At this point we heard Virgil scream "I GOT ONE!" and watched as he threw his shovel aside and dropped to his knees. But it wasn’t a catfish he’d unearthed, only an old boot. Inez shook her head.

"It’s pitiful," she said. "There’s times you can talk to him, and other times, like now, when you can’t get through at all. Last Wednesday we was sitting on the deck, watching the moon reflect off the washtub full of water he’d set out there where the lake used to be. He was making perfectly good sense, talking about politics and religion and first one thing and then another, when he all of a sudden snatched my hand and started for the boat dock. ‘Where are we going, dear?’ I asked him. And he said we was going fishing on the pontoon. Of course I knew good and well that pontoon was mired in two feet of sludge, but I didn’t say nothing. We climbed on board and he told me to cast off, so I loosed the ropes. ‘Forty fathoms. Looks deep enough now,’ he said after awhile. ‘I think we’ll drop anchor here.’ So he tossed the anchor out into the mud right next to the dock, KERPLOP, and there we sat for another hour or so, with his favorite little Slick Willie chartreuse crappie jig laying there not three feet from the pontoon. Every once in awhile he’d holler ‘THAR SHE BLOWS OFF THE STARBOARD BOW!’ and jerk that jig up into the air and send it flying over our heads onto the canopy top. After awhile he convinced himself that either the fish was all too small, or the hook was too big, so he tied up to the dock again and up the hill and into the house we went. He said that come first light he was going to set sail for Wal-Mart and get him a harpoon with a sharper barb. I swear, he’s getting worser every day!"

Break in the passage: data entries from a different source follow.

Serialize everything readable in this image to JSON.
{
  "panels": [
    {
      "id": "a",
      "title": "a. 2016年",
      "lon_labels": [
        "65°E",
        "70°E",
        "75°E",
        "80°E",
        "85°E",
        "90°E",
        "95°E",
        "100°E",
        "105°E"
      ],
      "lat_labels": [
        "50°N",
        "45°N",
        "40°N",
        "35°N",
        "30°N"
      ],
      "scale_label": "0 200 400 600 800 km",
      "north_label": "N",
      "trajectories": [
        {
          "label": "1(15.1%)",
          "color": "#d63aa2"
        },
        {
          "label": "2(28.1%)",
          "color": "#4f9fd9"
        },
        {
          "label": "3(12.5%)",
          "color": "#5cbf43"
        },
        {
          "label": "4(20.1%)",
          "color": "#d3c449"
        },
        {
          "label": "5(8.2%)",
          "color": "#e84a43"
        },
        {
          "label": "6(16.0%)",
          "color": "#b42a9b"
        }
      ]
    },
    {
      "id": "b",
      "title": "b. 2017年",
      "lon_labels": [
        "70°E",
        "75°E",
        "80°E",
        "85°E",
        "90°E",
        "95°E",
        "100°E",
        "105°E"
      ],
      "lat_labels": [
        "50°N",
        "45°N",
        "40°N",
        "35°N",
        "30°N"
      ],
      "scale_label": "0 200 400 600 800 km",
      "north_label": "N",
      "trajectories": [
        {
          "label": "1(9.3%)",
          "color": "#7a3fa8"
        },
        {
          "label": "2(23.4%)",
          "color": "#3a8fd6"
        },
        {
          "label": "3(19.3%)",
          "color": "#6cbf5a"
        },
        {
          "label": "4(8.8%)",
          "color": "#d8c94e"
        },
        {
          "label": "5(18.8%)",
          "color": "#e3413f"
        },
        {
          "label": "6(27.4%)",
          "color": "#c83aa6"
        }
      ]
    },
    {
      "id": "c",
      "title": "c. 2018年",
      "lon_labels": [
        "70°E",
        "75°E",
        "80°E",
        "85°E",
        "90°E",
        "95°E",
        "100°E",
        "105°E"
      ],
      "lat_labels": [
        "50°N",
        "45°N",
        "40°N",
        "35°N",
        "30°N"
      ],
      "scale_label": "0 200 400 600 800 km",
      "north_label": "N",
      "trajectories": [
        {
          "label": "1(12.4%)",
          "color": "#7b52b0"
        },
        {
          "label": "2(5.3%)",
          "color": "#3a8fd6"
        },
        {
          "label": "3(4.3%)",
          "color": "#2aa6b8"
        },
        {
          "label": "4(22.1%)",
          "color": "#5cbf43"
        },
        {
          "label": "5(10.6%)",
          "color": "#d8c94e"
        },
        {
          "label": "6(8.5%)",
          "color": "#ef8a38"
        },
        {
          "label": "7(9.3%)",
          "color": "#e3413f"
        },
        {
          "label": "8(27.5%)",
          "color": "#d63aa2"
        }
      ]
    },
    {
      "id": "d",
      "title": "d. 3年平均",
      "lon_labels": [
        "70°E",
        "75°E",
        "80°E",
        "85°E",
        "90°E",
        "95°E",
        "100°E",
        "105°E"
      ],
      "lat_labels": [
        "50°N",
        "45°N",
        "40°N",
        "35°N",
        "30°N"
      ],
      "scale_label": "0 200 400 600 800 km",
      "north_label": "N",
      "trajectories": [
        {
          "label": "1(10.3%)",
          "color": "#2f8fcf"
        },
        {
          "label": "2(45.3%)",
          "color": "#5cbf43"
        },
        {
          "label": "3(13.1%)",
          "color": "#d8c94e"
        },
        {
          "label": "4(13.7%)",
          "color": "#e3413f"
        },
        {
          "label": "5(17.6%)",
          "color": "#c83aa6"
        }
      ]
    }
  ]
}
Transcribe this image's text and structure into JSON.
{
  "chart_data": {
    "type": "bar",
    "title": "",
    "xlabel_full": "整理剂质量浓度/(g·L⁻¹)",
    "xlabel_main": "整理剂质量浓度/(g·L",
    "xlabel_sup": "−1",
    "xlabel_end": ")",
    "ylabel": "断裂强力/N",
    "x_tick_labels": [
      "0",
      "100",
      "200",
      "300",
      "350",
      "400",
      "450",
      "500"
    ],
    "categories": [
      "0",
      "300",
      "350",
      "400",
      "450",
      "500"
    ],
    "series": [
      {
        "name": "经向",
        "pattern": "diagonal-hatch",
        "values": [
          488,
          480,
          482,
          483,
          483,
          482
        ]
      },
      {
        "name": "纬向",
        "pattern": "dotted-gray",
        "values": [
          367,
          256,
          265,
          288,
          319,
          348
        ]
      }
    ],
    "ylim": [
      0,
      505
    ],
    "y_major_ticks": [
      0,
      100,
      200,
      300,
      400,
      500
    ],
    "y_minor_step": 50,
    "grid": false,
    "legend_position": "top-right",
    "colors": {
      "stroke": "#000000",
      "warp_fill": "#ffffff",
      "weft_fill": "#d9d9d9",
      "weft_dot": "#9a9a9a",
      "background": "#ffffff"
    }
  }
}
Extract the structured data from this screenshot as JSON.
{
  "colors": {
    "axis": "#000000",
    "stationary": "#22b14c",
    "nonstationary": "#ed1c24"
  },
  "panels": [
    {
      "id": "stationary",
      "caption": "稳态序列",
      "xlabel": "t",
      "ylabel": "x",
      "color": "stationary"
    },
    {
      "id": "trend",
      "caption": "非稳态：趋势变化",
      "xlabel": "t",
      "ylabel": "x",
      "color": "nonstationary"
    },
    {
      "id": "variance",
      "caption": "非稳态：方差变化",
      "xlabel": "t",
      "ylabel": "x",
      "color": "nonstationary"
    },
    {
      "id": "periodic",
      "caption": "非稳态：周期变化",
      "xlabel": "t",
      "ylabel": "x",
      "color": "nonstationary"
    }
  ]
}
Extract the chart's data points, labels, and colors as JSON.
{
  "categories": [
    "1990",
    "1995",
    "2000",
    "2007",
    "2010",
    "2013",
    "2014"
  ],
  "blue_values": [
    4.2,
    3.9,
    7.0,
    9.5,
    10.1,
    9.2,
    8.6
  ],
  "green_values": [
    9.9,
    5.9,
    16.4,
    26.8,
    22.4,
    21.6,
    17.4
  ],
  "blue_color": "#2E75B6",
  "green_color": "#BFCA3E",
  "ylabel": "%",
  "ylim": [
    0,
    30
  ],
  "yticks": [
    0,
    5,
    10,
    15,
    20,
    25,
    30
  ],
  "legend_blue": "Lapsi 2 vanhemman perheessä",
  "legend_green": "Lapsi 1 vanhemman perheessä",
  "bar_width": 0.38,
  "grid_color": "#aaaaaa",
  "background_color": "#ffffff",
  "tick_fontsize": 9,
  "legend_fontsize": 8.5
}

On Thursday, September 27, Weiss Lake water level was measured at 557.9 ft. above sea level, which is 6.1 ft. below normal summer pool. It is all due to the severe drought, the Army Corps of Engineers, the lingering effects of Hurricane Katrina, Chinese toy manufacturers, the Republicans, and of course a battalion of Georgians bent on diverting water from the Coosa River across state lines for immoral purposes. I didn’t try to explain all of that to Virgil Spivey. By the time I left he was sitting on the dock, putting on his swim fins and snorkel.

Inez said he was probably going pearl diving again. "Sometimes he thinks there’s a coral reef out there in that mud, just past those wilted tomato plants he set out last week."